Natashia Tidwell of the law firm Saul Ewing Arnstein & Lehr is heading up the investigation.
Skipper is also keeping communication open with the retired administrators. She recently met with Albert Holland, a retired administrator whose signature appears first on the letter, “in the spirit of strengthening our practices to address any known issues.” She characterized the meeting as productive in her statement.
Holland, a former principal and a former special assistant to the superintendent who worked with Boston Latin School in 2016 on racial climate issues, said in an interview that he felt encouraged by the conversation he had with Skipper and was hopeful that she will create a work environment that is fair and where people feel respected.

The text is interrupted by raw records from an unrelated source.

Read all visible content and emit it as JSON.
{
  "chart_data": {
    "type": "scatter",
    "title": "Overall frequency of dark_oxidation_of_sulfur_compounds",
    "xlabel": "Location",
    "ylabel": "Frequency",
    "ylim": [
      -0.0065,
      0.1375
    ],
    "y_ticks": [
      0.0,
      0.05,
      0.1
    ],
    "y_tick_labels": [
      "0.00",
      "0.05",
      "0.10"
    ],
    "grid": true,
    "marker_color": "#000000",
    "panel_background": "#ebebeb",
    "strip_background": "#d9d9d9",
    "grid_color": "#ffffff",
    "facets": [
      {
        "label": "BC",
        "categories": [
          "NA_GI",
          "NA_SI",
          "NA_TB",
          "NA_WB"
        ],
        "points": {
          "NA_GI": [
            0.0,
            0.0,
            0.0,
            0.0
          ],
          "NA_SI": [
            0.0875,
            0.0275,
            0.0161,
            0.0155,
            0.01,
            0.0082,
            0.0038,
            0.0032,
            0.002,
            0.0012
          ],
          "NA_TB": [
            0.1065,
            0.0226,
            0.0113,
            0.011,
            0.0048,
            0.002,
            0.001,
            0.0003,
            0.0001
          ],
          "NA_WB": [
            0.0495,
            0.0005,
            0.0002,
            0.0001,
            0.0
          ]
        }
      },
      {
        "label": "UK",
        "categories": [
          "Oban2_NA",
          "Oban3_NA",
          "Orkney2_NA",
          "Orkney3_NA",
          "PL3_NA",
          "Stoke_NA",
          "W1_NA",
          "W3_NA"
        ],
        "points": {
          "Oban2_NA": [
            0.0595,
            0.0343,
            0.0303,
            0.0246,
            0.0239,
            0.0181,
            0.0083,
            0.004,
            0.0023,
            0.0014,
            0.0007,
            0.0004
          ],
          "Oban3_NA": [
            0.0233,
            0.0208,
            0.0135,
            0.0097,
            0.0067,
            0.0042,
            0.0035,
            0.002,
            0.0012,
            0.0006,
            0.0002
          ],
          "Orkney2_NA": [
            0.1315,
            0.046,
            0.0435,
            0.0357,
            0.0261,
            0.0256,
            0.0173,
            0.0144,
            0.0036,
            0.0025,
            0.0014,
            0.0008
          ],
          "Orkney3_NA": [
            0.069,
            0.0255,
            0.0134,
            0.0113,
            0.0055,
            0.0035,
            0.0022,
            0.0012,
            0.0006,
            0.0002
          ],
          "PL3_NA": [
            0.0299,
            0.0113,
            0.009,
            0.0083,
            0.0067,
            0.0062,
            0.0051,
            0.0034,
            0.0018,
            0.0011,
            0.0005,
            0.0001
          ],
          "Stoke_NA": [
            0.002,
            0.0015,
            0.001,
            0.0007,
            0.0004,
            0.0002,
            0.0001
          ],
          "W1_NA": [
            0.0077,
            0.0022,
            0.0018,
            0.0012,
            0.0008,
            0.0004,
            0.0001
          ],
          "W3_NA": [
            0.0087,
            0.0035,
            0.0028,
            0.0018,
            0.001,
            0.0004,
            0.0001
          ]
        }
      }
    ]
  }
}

“I want people who dedicated their lives to children to be able to finish out their careers and do what they love, and feel supported in their work to make the school district better,” he said.
The retired administrators asked Skipper to undertake the investigation and to tighten up oversight of the investigatory meetings.
“There should be a review board established that has some type of oversight that safeguards against the misuse and abuse of personnel practices that result in disparate targeting of staff of color, disproportionately Black and Brown,” the letter stated.
Barbara Fields, a retired BPS administrator who signed the letter and used to oversee the district’s racial equity efforts, characterized the current environment in the central offices as “racially hostile.”
“There’s no way we can move the district forward academically, socially, and emotionally for our young people if we have staff feeling this way,” she said in an interview.